- Alstroemeria amazonica: Preserved specimen of Alstroemeria amazonica, inclusing dried flowers and stems

Scientific classification
- Kingdom: Plantae
- Clade: Embryophytes
- Clade: Tracheophytes
- Clade: Spermatophytes
- Clade: Angiosperms
- Clade: Monocots
- Order: Liliales
- Family: Alstroemeriaceae
- Genus: Alstroemeria
- Species: A. amazonica
- Binomial name: Alstroemeria amazonica Ducke

= Alstroemeria amazonica =

- Genus: Alstroemeria
- Species: amazonica
- Authority: Ducke

Species of flowering plant

Alstroemeria amazonica is a species of flowering plant in the family Alstroemeriaceae. It is native to Brazil and Venezuela, and was described in 1915.
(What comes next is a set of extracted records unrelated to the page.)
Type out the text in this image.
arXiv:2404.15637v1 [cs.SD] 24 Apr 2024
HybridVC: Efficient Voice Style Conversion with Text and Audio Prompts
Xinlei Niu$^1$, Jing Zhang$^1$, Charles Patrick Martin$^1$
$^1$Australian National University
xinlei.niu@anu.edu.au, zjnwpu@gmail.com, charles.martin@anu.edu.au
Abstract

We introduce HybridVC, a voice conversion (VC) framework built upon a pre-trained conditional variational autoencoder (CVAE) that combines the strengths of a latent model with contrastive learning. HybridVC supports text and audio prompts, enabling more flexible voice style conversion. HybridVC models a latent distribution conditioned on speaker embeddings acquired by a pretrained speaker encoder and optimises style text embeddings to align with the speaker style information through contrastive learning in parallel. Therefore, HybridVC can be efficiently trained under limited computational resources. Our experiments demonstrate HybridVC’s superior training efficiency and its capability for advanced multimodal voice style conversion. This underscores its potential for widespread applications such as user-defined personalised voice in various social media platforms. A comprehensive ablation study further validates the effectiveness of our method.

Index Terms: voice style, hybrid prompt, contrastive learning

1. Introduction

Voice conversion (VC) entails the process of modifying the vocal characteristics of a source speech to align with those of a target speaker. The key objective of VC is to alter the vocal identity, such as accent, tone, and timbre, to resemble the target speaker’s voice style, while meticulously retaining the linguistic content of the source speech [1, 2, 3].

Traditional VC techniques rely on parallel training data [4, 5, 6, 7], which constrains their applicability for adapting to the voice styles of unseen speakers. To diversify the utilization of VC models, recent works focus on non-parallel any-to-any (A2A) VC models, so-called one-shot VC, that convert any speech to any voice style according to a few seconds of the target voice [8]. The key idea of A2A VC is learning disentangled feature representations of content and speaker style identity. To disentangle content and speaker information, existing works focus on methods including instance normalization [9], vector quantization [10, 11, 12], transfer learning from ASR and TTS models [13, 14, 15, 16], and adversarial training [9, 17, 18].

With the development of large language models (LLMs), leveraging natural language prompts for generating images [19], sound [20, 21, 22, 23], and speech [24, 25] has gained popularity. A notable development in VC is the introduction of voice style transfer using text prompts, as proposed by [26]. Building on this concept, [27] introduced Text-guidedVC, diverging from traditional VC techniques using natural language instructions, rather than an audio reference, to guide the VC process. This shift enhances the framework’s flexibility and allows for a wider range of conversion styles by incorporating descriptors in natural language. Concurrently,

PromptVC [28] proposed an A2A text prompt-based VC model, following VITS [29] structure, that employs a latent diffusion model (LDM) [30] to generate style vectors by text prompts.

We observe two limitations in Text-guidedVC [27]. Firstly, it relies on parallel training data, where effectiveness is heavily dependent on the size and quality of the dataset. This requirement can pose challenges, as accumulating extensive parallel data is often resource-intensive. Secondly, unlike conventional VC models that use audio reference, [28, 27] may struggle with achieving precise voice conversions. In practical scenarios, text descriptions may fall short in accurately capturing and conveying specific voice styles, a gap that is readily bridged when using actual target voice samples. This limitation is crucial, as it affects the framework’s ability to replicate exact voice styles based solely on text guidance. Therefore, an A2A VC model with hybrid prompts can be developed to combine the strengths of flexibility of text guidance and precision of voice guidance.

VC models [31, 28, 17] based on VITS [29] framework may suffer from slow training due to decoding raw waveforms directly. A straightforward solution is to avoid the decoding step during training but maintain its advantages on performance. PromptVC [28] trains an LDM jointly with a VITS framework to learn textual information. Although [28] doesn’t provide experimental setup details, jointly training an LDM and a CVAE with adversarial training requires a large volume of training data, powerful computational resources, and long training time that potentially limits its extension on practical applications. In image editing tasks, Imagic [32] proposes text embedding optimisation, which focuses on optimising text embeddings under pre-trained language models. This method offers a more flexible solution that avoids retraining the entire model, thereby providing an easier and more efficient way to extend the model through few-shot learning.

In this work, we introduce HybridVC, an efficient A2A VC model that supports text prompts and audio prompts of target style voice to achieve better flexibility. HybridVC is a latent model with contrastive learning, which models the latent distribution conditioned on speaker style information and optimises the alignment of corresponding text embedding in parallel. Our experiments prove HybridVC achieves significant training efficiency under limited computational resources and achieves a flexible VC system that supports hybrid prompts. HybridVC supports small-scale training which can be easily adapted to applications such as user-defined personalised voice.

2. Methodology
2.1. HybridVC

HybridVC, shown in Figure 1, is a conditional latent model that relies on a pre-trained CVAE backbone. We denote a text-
Alstroemeria amazonica has bell-shaped, red and green flowers. The fruits are capsules.

==Taxonomy==
The species was described by Adolpho Ducke in 1915.

==Distribution==
Alstroemeria amazonica is native to Pará, Brazil, and Bolívar, Venezuela. It grows on or around rocks, and in tropical rainforests.

==Description==
Alstroemeria amazonica is tuberous, and has underground storage organs.

The inflorescence is an umbel-shaped cyme. The flowers are bell-shaped, hanging, and symmetrical. The flowers are red and green in colour. The internal tepals are marked with spots, though the external tepals are not.

The fruits are capsules, which split in a loculicidal pattern when mature. The seeds are spherical, and have small protuberances.